Ahhh... I saw those. I think they are fibre optic transceiver modules. I remember years ago a company I used to work for designed some PCI cards for the US Gov. using them. Back then (~20 years) they were very expensive parts but not for the gold. The outer shell serves as a heatsink, EMI and light shield for the module. Depending on the manufacturer some did have gold plating, albeit very very thin. First thing to do is test for gold. Probably not worth refining alone but combined with other scrap every little bit adds up. You got them cheap enough.
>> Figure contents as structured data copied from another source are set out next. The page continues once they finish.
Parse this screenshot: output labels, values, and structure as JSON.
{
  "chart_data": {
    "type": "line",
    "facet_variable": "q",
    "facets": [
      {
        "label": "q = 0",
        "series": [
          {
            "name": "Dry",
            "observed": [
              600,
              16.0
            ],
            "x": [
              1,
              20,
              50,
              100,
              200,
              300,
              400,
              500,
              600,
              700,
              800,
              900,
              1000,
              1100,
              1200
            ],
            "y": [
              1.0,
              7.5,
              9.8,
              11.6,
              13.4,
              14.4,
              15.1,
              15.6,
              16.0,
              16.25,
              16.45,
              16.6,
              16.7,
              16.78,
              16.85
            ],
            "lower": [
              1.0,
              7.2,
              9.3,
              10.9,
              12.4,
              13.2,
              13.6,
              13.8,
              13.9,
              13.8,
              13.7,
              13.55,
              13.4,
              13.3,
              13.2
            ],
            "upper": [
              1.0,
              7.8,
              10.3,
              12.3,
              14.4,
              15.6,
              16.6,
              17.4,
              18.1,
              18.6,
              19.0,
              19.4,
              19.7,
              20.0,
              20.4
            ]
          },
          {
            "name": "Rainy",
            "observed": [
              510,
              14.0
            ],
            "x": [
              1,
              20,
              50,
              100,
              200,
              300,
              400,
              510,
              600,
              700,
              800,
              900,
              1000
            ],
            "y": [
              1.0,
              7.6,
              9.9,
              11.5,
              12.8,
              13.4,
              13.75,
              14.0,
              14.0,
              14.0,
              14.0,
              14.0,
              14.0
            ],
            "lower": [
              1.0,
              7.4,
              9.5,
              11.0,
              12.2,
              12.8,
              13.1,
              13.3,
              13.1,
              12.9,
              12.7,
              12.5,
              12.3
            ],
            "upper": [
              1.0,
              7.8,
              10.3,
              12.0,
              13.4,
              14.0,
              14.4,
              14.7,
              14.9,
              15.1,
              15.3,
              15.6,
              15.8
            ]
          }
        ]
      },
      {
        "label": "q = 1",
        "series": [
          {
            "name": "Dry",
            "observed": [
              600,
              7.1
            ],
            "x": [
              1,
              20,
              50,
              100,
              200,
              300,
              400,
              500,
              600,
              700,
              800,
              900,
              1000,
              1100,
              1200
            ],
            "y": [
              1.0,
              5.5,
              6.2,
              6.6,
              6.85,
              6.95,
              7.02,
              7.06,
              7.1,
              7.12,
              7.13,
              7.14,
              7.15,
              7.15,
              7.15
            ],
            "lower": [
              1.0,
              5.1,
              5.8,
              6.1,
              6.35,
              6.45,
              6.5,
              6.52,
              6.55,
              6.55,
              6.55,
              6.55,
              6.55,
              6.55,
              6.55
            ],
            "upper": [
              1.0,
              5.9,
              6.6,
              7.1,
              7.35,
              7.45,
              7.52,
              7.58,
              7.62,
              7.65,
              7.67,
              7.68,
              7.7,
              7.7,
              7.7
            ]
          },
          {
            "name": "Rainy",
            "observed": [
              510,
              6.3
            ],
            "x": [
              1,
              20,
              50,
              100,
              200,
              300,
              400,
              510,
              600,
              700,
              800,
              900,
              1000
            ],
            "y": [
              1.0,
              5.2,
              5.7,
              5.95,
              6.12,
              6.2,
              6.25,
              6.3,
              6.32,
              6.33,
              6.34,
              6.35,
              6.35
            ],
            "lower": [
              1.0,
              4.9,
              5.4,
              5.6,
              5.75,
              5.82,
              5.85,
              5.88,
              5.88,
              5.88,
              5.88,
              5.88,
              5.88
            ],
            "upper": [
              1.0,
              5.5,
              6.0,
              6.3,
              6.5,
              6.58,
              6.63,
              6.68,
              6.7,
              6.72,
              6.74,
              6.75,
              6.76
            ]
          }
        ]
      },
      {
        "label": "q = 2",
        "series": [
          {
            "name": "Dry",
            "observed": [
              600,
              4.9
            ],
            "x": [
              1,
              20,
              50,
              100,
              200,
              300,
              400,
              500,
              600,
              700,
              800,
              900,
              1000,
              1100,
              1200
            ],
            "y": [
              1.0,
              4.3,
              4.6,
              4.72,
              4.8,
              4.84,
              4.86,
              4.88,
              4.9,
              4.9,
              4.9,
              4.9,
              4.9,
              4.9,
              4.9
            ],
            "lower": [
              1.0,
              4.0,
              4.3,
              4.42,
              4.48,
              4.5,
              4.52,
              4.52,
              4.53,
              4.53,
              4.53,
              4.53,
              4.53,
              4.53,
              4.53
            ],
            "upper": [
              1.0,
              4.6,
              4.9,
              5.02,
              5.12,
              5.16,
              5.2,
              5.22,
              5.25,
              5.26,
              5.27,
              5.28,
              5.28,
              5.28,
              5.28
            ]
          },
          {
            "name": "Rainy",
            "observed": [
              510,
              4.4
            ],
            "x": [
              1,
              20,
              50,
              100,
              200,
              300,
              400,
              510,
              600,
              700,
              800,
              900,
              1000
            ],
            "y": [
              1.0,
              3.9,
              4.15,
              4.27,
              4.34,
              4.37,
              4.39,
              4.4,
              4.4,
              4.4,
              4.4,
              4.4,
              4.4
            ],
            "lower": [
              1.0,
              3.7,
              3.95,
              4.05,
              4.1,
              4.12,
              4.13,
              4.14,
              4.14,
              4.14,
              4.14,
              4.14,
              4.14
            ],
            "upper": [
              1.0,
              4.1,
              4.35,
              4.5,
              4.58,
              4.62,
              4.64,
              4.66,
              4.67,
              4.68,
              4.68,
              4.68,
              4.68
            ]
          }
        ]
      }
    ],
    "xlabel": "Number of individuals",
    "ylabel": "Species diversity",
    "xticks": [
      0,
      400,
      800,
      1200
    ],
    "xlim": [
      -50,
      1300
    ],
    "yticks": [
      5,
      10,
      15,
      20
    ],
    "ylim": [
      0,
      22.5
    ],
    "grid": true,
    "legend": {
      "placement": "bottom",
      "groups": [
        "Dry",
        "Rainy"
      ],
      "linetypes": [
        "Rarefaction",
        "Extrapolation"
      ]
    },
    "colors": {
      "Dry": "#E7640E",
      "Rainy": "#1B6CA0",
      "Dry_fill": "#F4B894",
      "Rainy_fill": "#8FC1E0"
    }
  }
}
Hopefully, worth what you paid. If not, consider the experience you'll gain invaluable.


----------



## chefadam1 (May 8, 2008)

Also, is there a generally accepted thickness limitation on gold plated jewelry that is worth or not worth recovering? For example, 50 mils, don't bother, 100 mils, go for it? I'm collecting info since I am thinking about getting into gold recovery.


----------



## banjags (May 8, 2008)

sure looks like gold but those would more than likely flash plate and a hundred pounds of them to make any significant amount of gold if it is infact gold and not just anodized aluminum... They are pretty but not worth the effort.


----------



## Scott2357 (May 8, 2008)

Oh, OK. On lot # 160236630007 I'm afraid I have to stand by my first guess as anodized aluminum.


----------



## chefadam1 (May 8, 2008)

Nuts! I'll let you know when I get them.


----------



## Rag and Bone (May 8, 2008)

Definetely no gold on those. They were clearly misrepresented by the seller. You shouldn't have any trouble getting your money back if you file with ebay.


----------